I’ve got a piece at Vox discussing what happens next with House v. Price (formerly House v. Burwell), the litigation over whether Congress has appropriated the money to make cost-sharing payments.

To bring you quickly up to speed: a district court in Washington, D.C., concluded last year that the Obama administration was breaking the law in making the cost-sharing payments. The court entered an injunction prohibiting the payments; the injunction was then stayed pending appeal. The question for the Trump administration is what to do with that appeal.

I wanted to explain in non-legalese what the case is about and why it has insurers so worried. I also wanted to address the common assumption that the House of Representatives and the Trump administration could cut some kind of deal to keep the cost-sharing payments flowing.
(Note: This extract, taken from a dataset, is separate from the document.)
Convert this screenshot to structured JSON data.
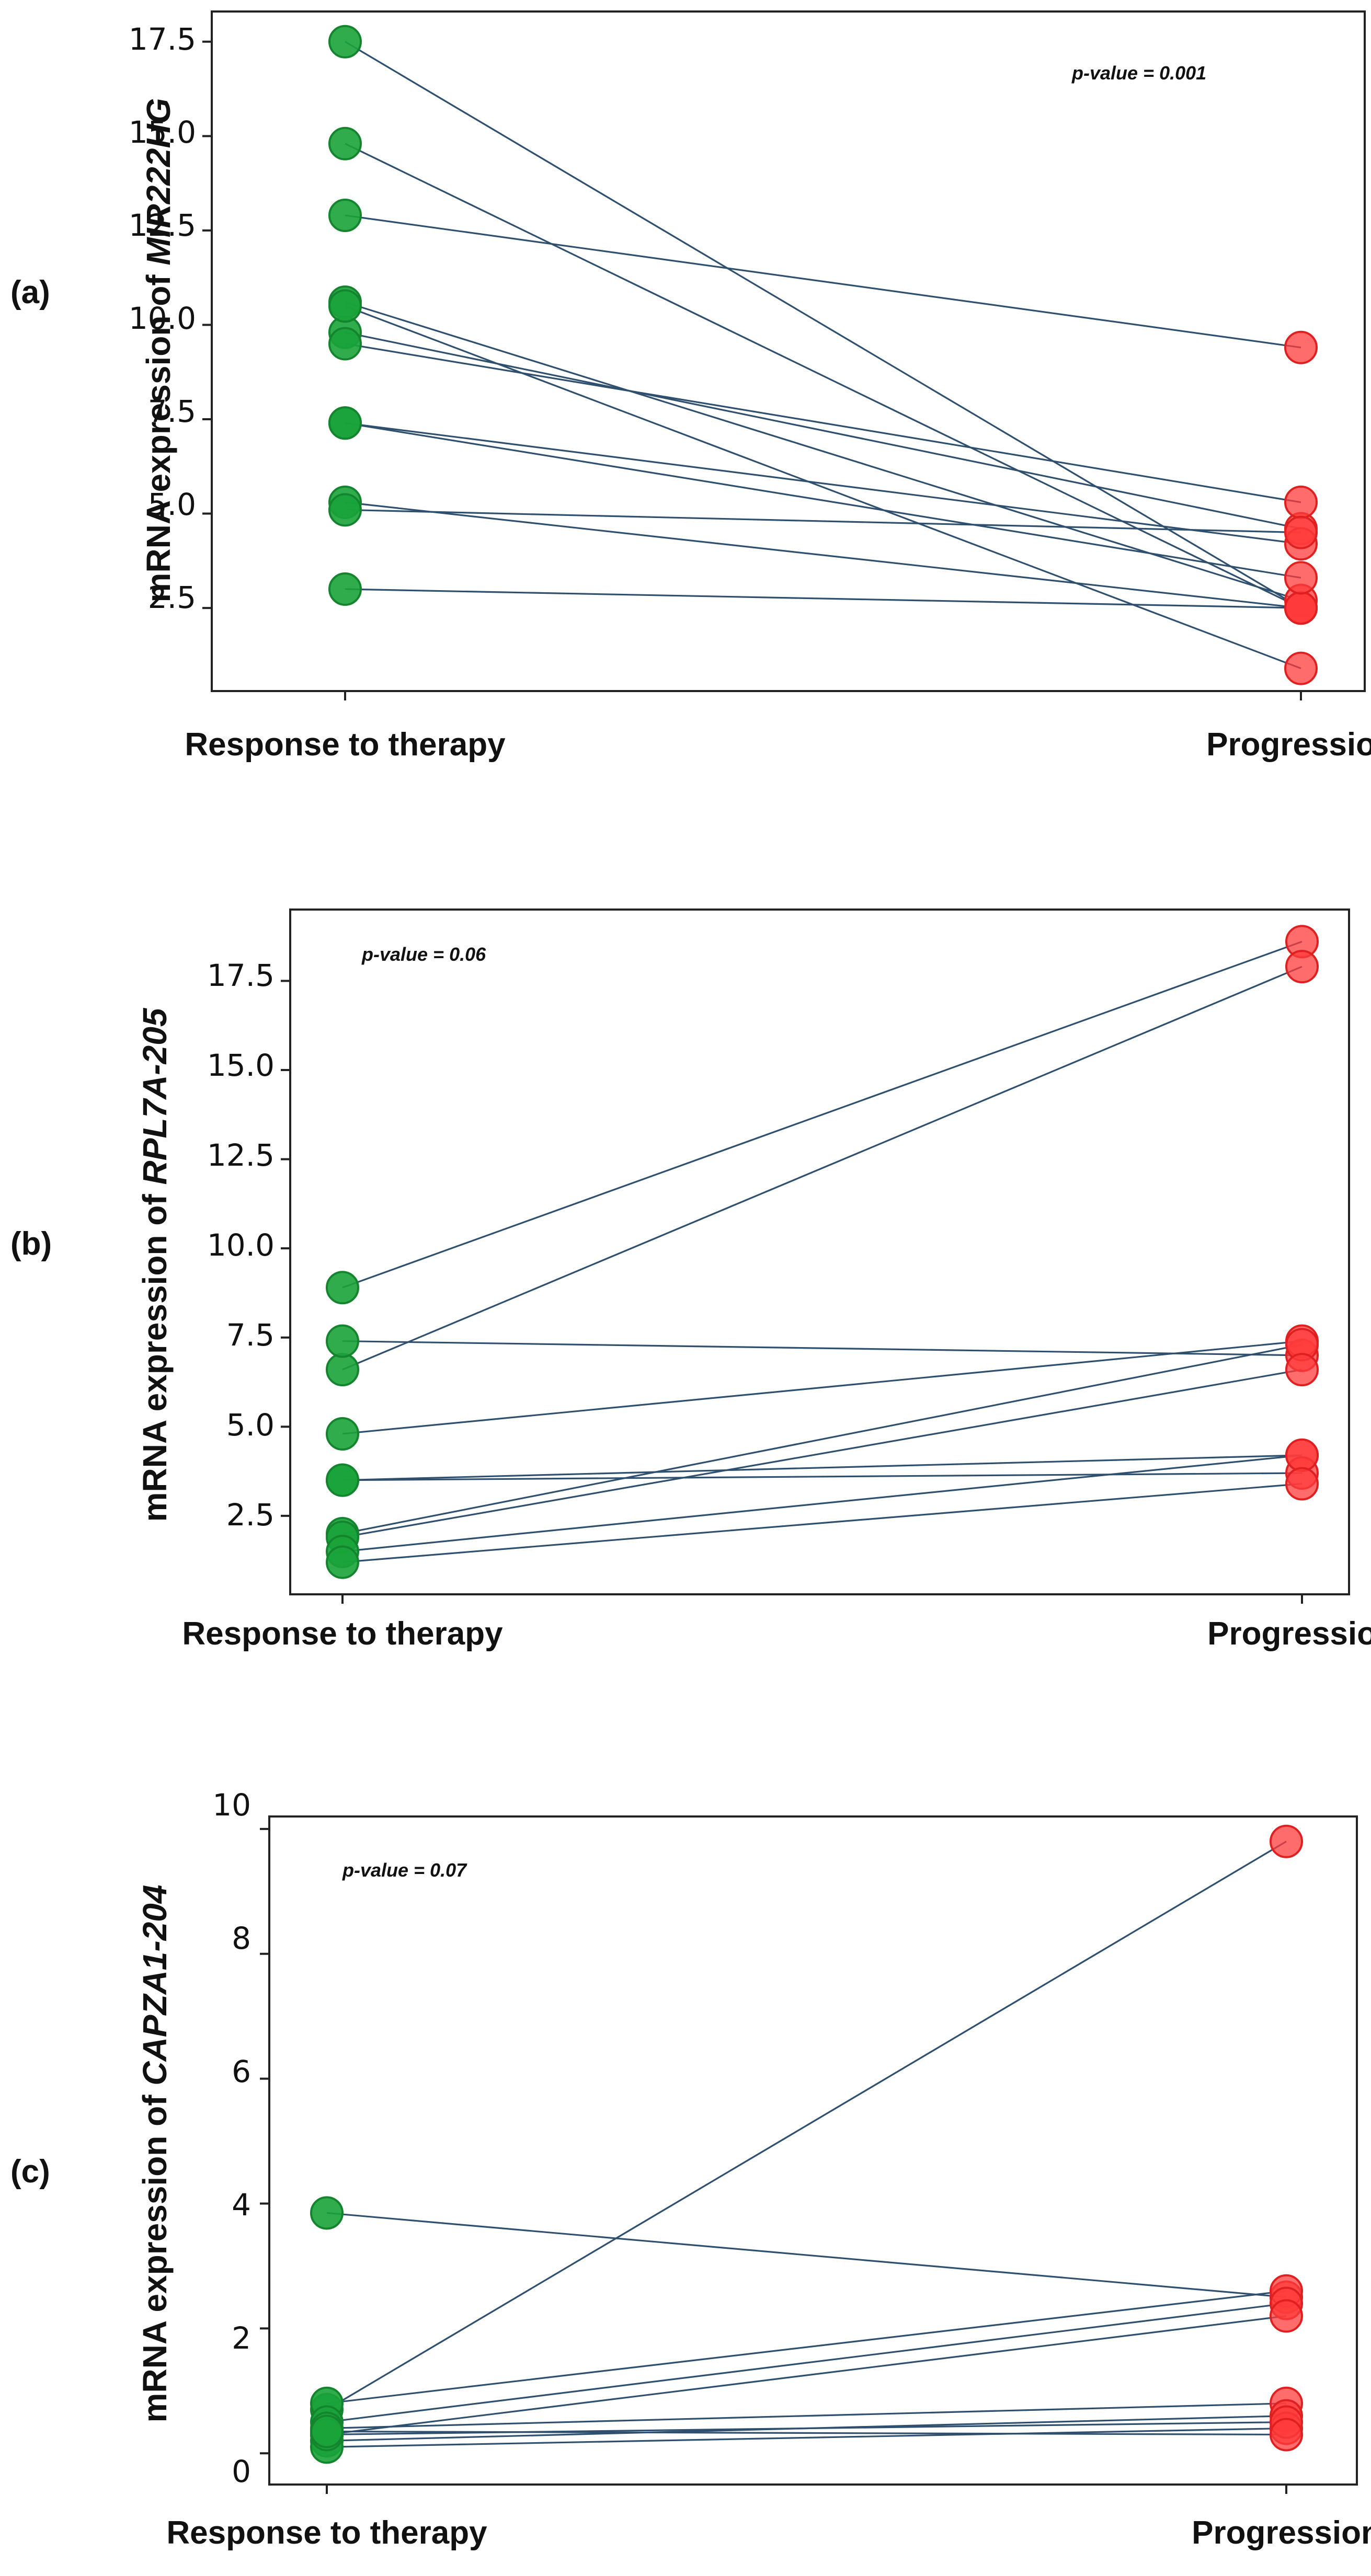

Even assuming that’s how both parties want to play it, the lawsuit will be a big headache.

The most straightforward fix would be for Congress to appropriate the damn money. That’s probably a nonstarter, given how many Freedom Caucus members would cry foul at funding Obamacare. Nor is it clear whether the Republican leadership is willing or able to broker a deal with Democrats.

If Congress won’t appropriate the money, the House and the Trump administration could try to bury the hatchet and settle the case. They might say, in effect, “We’ve agreed between ourselves to drop the lawsuit and that we’re better off without the district court’s injunction.” Now that the case is on appeal, however, it’s not so easy as that. The Supreme Court has said that appeals courts can’t overturn district court orders when parties settle their cases, even if both parties ask nicely.
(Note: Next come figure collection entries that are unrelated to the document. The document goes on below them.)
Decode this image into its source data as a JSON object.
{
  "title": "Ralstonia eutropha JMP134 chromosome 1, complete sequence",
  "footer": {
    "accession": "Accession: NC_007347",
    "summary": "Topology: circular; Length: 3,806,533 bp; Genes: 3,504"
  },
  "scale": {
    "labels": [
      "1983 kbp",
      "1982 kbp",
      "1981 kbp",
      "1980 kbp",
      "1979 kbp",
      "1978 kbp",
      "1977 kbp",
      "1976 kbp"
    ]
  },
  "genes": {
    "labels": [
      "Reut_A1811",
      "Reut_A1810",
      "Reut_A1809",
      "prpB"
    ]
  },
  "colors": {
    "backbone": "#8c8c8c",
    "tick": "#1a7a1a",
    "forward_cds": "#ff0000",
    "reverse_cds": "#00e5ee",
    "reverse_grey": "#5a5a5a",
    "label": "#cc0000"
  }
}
So to get out from under the district court’s injunction, the parties may have to go back to the district court. But the court can modify its prior order only if there’s been a “significant change either in factual conditions or in law.”

Does Trump’s election qualify as such a “significant change … in factual conditions”? Perhaps. Certainly it would be strange to keep an injunction in place when no one on either side of the legal fight wanted it anymore. Judges don’t usually ask too many questions when opposing parties agree about something.

But still, there’s something fishy about asking the court to vacate the injunction — and allowing the payments to proceed. Both the district court and the House of Representatives still believe (correctly, in my view) that it’s unconstitutional for the executive branch to keep making the cost-sharing payments. The Trump administration’s lawyers likely share that assessment. (Until recently, those same lawyers were raging about Obama’s lawlessness.)

The only reason to vacate the injunction, then, is because it’d be awfully convenient to keep making the cost-sharing payments — even though the judiciary, the executive, and the legislature all think those payments are unconstitutional. The judge might well balk. Indeed, she might be offended at the effort to enlist the federal courts in an unconstitutional scheme.

If I’m right about this, the best course of action for Trump administration and the House of Representatives might be to ask the D.C. Circuit to put the case on hold. But that will drive insurers crazy: the president could dismiss the appeal at any point, which would lead to chaos on the exchanges. Will insurers really stick around if the exchanges are that vulnerable?